Every time I drive past my old house and see that big, beautiful tree that used to be a stunted bush, the one I almost dug up and threw away, I think of my own progress. I thank God every day that I did not believe those who did not believe in me. I thank God every day for people like you who have been so good to me! I thank God every day that he gave me the grace to believe in myself and the people around me who did believe in me! I also want the world to know that just because I am 78, I am not finished with myself! Yes, I have pride in how far I have come, but I also have faith in how far I can still go! I do not want to rot like old cabbage, but like fine wine I want to get better with age. Most of that, as I have already learned, is up to me!
Jesus said, "I have come to bring you life - life to the full." Lent is about "tending to our gardens" so that, by working with God, our lives will produce "abundant fruit." I can remember reading Candide by Voltaire when I was in college. One quote from the ending has always stuck with me. It said, "We must cultivate our own garden." By that he meant, in the words of the memorable Latin idiom "Nemo dat quod non habet!" - "If you ain't got it, you can't give it!" Goethe said it this way, “Let everyone sweep in front of his own door, and the whole world will be clean.”
This is how you cultivate the garden of your mind. Seed and sow good thoughts and ideas into your mind.

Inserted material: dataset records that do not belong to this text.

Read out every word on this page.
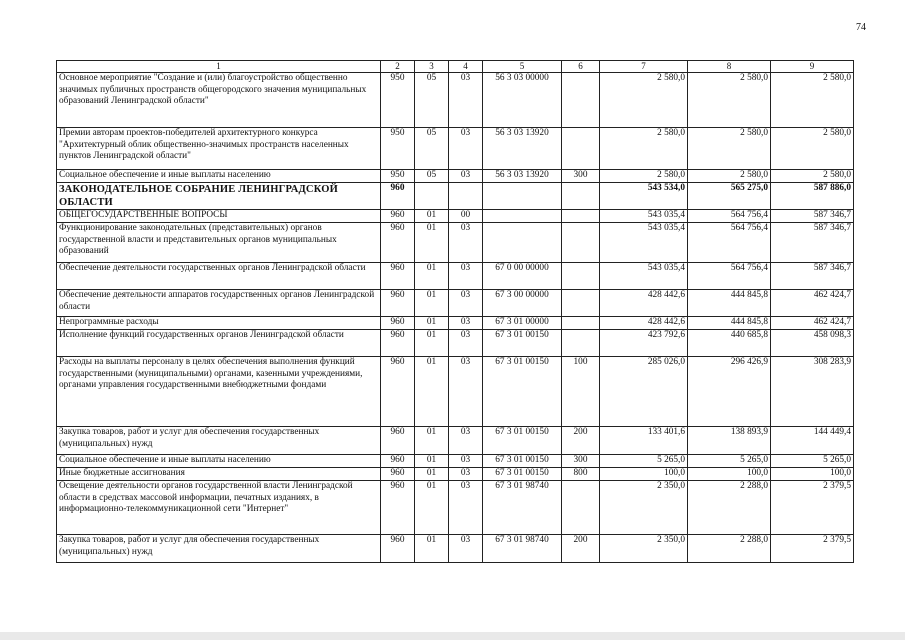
74
1	2	3	4	5	6	7	8	9
Основное мероприятие "Создание и (или) благоустройство общественно значимых публичных пространств общегородского значения муниципальных образований Ленинградской области"	950	05	03	56 3 03 00000		2 580,0	2 580,0	2 580,0
Премии авторам проектов-победителей архитектурного конкурса "Архитектурный облик общественно-значимых пространств населенных пунктов Ленинградской области"	950	05	03	56 3 03 13920		2 580,0	2 580,0	2 580,0
Социальное обеспечение и иные выплаты населению	950	05	03	56 3 03 13920	300	2 580,0	2 580,0	2 580,0
ЗАКОНОДАТЕЛЬНОЕ СОБРАНИЕ ЛЕНИНГРАДСКОЙ ОБЛАСТИ	960					543 534,0	565 275,0	587 886,0
ОБЩЕГОСУДАРСТВЕННЫЕ ВОПРОСЫ	960	01	00			543 035,4	564 756,4	587 346,7
Функционирование законодательных (представительных) органов государственной власти и представительных органов муниципальных образований	960	01	03			543 035,4	564 756,4	587 346,7
Обеспечение деятельности государственных органов Ленинградской области	960	01	03	67 0 00 00000		543 035,4	564 756,4	587 346,7
Обеспечение деятельности аппаратов государственных органов Ленинградской области	960	01	03	67 3 00 00000		428 442,6	444 845,8	462 424,7
Непрограммные расходы	960	01	03	67 3 01 00000		428 442,6	444 845,8	462 424,7
Исполнение функций государственных органов Ленинградской области	960	01	03	67 3 01 00150		423 792,6	440 685,8	458 098,3
Расходы на выплаты персоналу в целях обеспечения выполнения функций государственными (муниципальными) органами, казенными учреждениями, органами управления государственными внебюджетными фондами	960	01	03	67 3 01 00150	100	285 026,0	296 426,9	308 283,9
Закупка товаров, работ и услуг для обеспечения государственных (муниципальных) нужд	960	01	03	67 3 01 00150	200	133 401,6	138 893,9	144 449,4
Социальное обеспечение и иные выплаты населению	960	01	03	67 3 01 00150	300	5 265,0	5 265,0	5 265,0
Иные бюджетные ассигнования	960	01	03	67 3 01 00150	800	100,0	100,0	100,0
Освещение деятельности органов государственной власти Ленинградской области в средствах массовой информации, печатных изданиях, в информационно-телекоммуникационной сети "Интернет"	960	01	03	67 3 01 98740		2 350,0	2 288,0	2 379,5
Закупка товаров, работ и услуг для обеспечения государственных (муниципальных) нужд	960	01	03	67 3 01 98740	200	2 350,0	2 288,0	2 379,5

Once they are there, tend to those thoughts. Nurture them. Fuel them with positive references. In time, they will blossom spectacularly, and you will be a better person as a result and you will be a better member of your community.
Fellow believers! This is my prayer for you today - that you would believe in amazing possibilities for yourself! My prayer is that you would be your own gardener - that you would take responsibility for your own life by standing up to your own cowardice and addictions and by resolving to do hard things for your own good. God wants you to have the fullest life possible - with enough left over to share. God wants to help you be your best self. All he wants is your cooperation!